I take from this that families who are not making progress after the first month need another alternative. It is also my sense that many families need a LOT more help than they are getting to be successful at home-based re-feeding. I look forward to data on what happens in terms of long-term prognosis for those patients who do not respond early to FBT. Do they go on to worse outcomes regardless? Do they thrive with some other intervention? What IS the alternative?

I'm left with the continuing question of what the active ingredients in FBT really are, and which of them fail these families. I wonder what parts of FBT will then be discontinued: nutrition, family involvement, separating the patient from the illness, symptom focused treatment. If all the alternatives to FBT are in opposition to the principles of FBT then how will we know what works and why? Is this about FBT being the wrong direction or too lightly applied? What if FBT was done in a whole-family way IN the hospital or more intensively (as is done in 5-day intensive programs)?

Yes, my heart hurts at the parent reading this information who has struggled with a home-based approach and now feels defeated in the hardest and bravest thing he or she has ever done. Yet I do not wish for families to continue to struggle fruitlessly. We can't ignore or wish the data away - these are some of the best researchers in the business - but until we know of viable alternatives we do need to continue to ask: if not Maudsley, then what?

October 13, 2009

Reading cultural signs

Among the names I've collected in my life, 李 淑 徳 may be my favorite. Chinese was my major in college and I lived in Asia as a young adult, speaking and reading Chinese as I made my living teaching English to other young adults. They were in my class because their moms thought they were enriching their minds. In truth, it was more of a socially acceptable group dating service.

Anyway, I used to speak - and sometimes dream in - a second language. Just enough to grasp the essential differences between Mandarin and English and to ponder the absurdity of my mother tongue. Chinese makes internal sense.
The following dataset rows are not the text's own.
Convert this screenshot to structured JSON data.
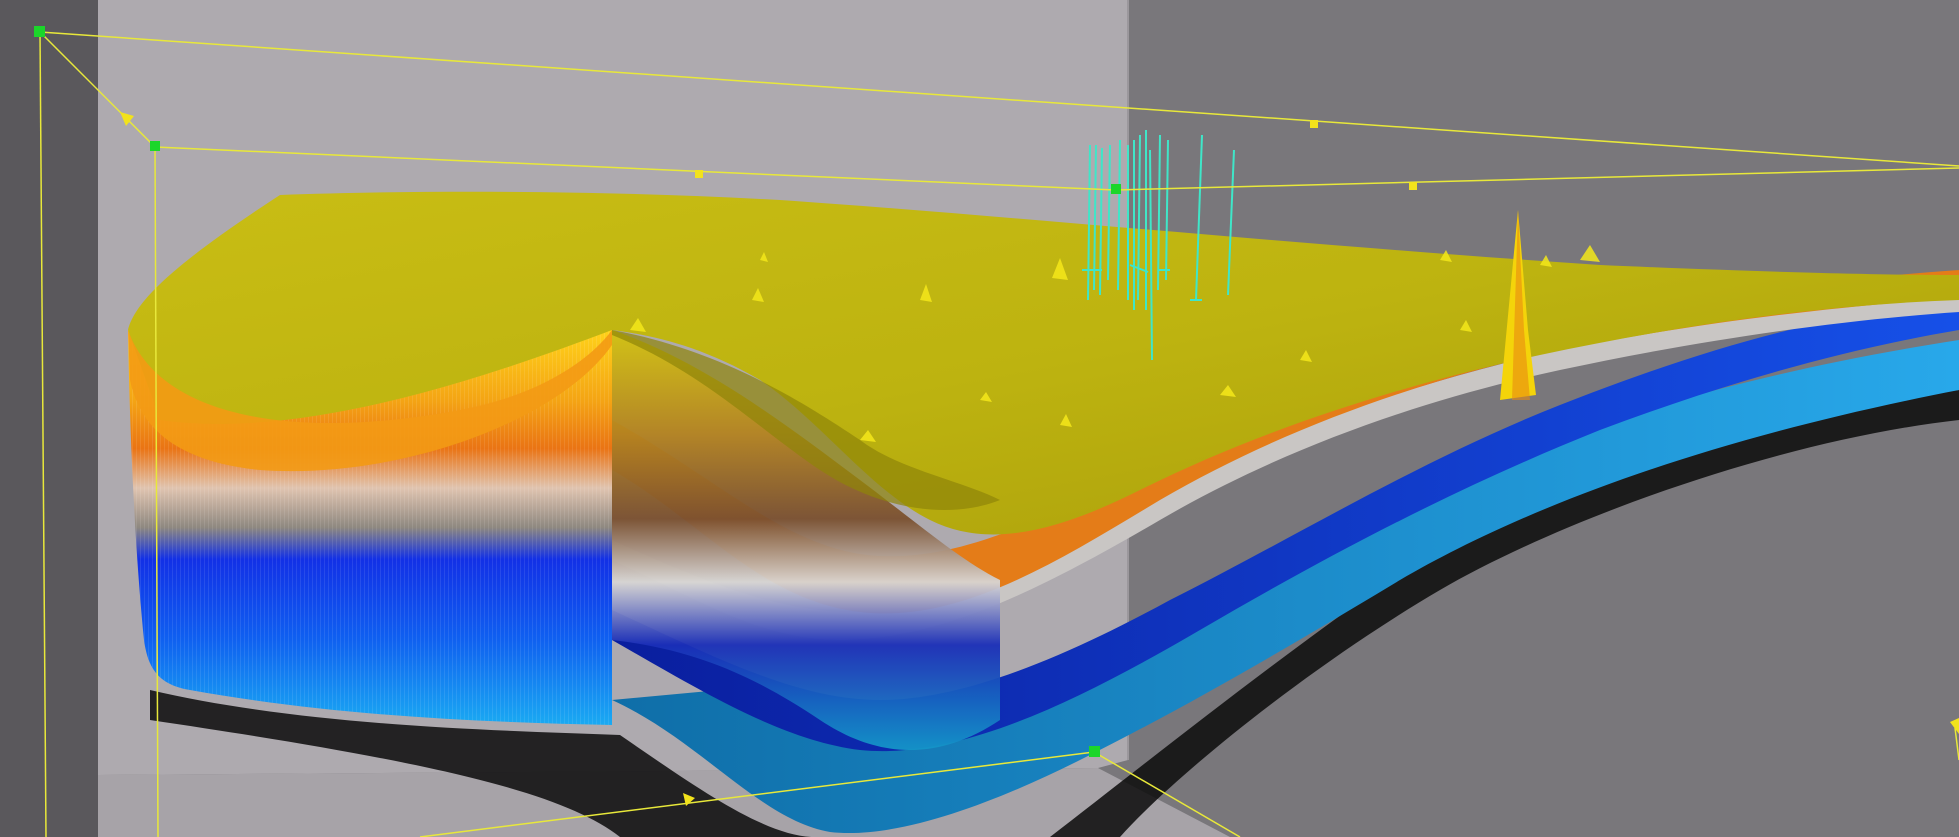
{
  "scene": {
    "type": "3d-geological-model-viewport",
    "colors": {
      "background_room": "#79777b",
      "back_wall_light": "#ada9ae",
      "left_wall_dark": "#5a585c",
      "floor": "#a7a3a8",
      "bounding_box_line": "#e8e83a",
      "box_handle_corner": "#1bd62a",
      "box_handle_edge": "#f2e21c",
      "well_trajectory": "#3fe6c8",
      "layer_top_surface": "#c4b812",
      "layer_orange": "#e8821a",
      "layer_tan": "#b89a80",
      "layer_gray": "#8e8c8a",
      "layer_deep_blue": "#0b2ad8",
      "layer_light_blue": "#1b9ae6"
    },
    "icons": [
      "box-corner-handle-icon",
      "box-edge-handle-icon",
      "resize-arrow-icon"
    ]
  }
}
English does NOT. The most common grammar question from my Chinese friends? "But, WHY?"

In Do Non-English Speaking Kids Get Dyslexia? we learn that dyslexia doesn't spare different writing systems, it takes a unique form according to the culture one is born into.

I have long believed that eating disorders are a brain malfunction that presents in different ways depending on the person's history and the culture around them. Notice I don't say I think these things "cause" the illness. I think it changes how it presents. Schizophrenia is similar: still a brain disorder, still real, but whether the person sees little green men or Guan Yin depends on the value system and myths of their environment.

Even the way we think of what "me" means has cultural influences.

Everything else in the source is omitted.